Na+, K+-ATPase activity in cultured C6 glioma cells.

Rat C6 glioma cells were cultured for 4 days in MEM medium supplemented with 10% bovine serum and Na+, K+-ATPase activity was determined in homogenates of harvested cells. Approximately 50% of enzyme activity was attained at 1.5 mM K+ and the maximum (2.76 +/- 0.13 mumol Pi/h/mg protein) at 5 mM K+. The specific activity of Na+, K+-ATPase was not influenced by freezing the homogenates or cell suspensions before the enzyme assay. Ten minutes' exposure of glioma cells to 10(-4) or 10(-5) M noradrenaline (NA) remained without any effect on NA+, K+-ATPase activity. Neither did the presence of NA in the incubation medium, during the enzyme assay, influence the enzyme activity. The nonresponsiveness of Na+, K+-ATPase of C6 glioma cells to NA is consistent with the assumption that alpha (+) form of the enzyme may be preferentially sensitive to noradrenaline. Na+, K+-ATPase was inhibited in a dose-dependent manner by vanadate and 50% inhibition was achieved at 2 x 10(-7) M concentration.

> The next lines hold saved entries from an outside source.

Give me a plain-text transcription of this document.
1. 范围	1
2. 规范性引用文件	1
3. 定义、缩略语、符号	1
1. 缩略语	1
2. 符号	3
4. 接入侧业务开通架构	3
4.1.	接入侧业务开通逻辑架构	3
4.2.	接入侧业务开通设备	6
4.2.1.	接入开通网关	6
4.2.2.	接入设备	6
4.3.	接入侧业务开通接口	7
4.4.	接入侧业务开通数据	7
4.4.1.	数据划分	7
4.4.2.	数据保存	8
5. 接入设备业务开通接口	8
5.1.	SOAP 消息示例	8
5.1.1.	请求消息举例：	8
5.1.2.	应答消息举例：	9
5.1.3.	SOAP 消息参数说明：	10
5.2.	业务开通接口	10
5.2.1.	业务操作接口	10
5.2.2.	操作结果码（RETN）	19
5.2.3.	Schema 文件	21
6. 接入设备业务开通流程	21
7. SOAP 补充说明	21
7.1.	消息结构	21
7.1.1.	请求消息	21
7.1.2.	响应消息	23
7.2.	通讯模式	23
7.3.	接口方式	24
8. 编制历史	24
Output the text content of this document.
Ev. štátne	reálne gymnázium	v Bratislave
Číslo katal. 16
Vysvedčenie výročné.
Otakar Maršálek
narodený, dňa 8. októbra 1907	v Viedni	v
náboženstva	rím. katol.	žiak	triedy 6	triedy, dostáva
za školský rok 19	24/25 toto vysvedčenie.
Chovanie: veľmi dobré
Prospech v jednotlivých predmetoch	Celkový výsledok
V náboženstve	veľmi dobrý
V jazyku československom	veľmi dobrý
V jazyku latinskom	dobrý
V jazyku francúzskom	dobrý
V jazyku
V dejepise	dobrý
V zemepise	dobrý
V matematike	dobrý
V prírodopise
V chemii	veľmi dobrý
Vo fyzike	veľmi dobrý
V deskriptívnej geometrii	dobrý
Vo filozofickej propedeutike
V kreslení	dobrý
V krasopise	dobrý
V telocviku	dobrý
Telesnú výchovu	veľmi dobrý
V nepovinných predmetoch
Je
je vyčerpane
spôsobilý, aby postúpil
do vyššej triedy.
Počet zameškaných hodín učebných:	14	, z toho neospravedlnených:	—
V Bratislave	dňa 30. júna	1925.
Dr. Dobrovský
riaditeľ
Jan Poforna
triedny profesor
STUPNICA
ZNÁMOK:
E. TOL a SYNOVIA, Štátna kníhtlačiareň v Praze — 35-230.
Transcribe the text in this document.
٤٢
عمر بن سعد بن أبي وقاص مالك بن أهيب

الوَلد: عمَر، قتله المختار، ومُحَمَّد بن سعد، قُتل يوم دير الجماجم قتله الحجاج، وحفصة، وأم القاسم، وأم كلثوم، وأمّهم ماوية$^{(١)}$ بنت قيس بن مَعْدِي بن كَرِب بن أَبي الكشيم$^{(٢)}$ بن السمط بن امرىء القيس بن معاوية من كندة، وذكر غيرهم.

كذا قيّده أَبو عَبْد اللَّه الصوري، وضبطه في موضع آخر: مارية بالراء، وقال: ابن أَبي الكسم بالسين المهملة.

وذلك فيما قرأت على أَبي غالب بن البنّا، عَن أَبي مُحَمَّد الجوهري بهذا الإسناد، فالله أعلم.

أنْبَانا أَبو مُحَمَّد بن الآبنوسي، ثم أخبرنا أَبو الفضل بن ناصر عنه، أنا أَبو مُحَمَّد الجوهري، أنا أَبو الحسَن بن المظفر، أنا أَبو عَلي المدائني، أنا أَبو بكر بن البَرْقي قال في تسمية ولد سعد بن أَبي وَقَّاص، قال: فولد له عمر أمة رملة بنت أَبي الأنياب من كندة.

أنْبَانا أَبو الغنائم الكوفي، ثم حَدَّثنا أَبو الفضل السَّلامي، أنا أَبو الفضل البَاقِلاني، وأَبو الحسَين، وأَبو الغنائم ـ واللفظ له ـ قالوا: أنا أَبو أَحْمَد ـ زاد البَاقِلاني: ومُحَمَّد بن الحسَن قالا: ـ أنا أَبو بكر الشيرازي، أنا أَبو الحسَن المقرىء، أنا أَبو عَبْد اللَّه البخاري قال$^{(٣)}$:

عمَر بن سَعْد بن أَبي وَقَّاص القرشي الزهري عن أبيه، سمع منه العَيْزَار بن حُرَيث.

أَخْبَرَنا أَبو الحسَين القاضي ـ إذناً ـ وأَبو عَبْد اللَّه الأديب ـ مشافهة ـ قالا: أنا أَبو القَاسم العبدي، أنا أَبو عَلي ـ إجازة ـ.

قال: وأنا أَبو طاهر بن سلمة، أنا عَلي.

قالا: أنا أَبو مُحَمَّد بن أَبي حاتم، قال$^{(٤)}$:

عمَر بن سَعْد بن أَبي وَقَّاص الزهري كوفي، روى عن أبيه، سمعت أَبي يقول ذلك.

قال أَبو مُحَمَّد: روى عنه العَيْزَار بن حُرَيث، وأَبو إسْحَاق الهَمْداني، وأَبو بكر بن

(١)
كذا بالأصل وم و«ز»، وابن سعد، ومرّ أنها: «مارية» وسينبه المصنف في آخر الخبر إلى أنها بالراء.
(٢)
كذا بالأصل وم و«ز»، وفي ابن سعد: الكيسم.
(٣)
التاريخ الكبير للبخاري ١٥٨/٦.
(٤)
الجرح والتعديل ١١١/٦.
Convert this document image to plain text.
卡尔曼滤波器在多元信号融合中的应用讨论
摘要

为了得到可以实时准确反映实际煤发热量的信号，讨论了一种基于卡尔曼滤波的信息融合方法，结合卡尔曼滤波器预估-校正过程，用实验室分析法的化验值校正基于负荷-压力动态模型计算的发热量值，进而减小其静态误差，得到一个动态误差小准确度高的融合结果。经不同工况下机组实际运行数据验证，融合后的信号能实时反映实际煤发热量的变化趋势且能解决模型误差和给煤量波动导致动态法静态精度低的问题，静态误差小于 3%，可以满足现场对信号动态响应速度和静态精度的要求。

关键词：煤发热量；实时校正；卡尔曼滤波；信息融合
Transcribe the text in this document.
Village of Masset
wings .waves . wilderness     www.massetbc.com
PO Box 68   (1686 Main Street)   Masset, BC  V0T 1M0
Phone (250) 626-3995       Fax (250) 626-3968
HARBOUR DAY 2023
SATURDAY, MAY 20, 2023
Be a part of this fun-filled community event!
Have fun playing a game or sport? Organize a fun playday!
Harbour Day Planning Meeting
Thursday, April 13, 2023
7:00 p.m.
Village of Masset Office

In spite of the fact that Na+, K+-ATPase of glioma cells was not responsive to NA, the latter could at least partially reverse vanadate-induced inhibition of the enzyme. Although the present results concern transformed glial cells, they suggest the possibility that inhibition of glial Na+, K+-ATPase may contribute to the previously reported inhibition by vanadate of Na+, K+-ATPase of the whole brain tissue.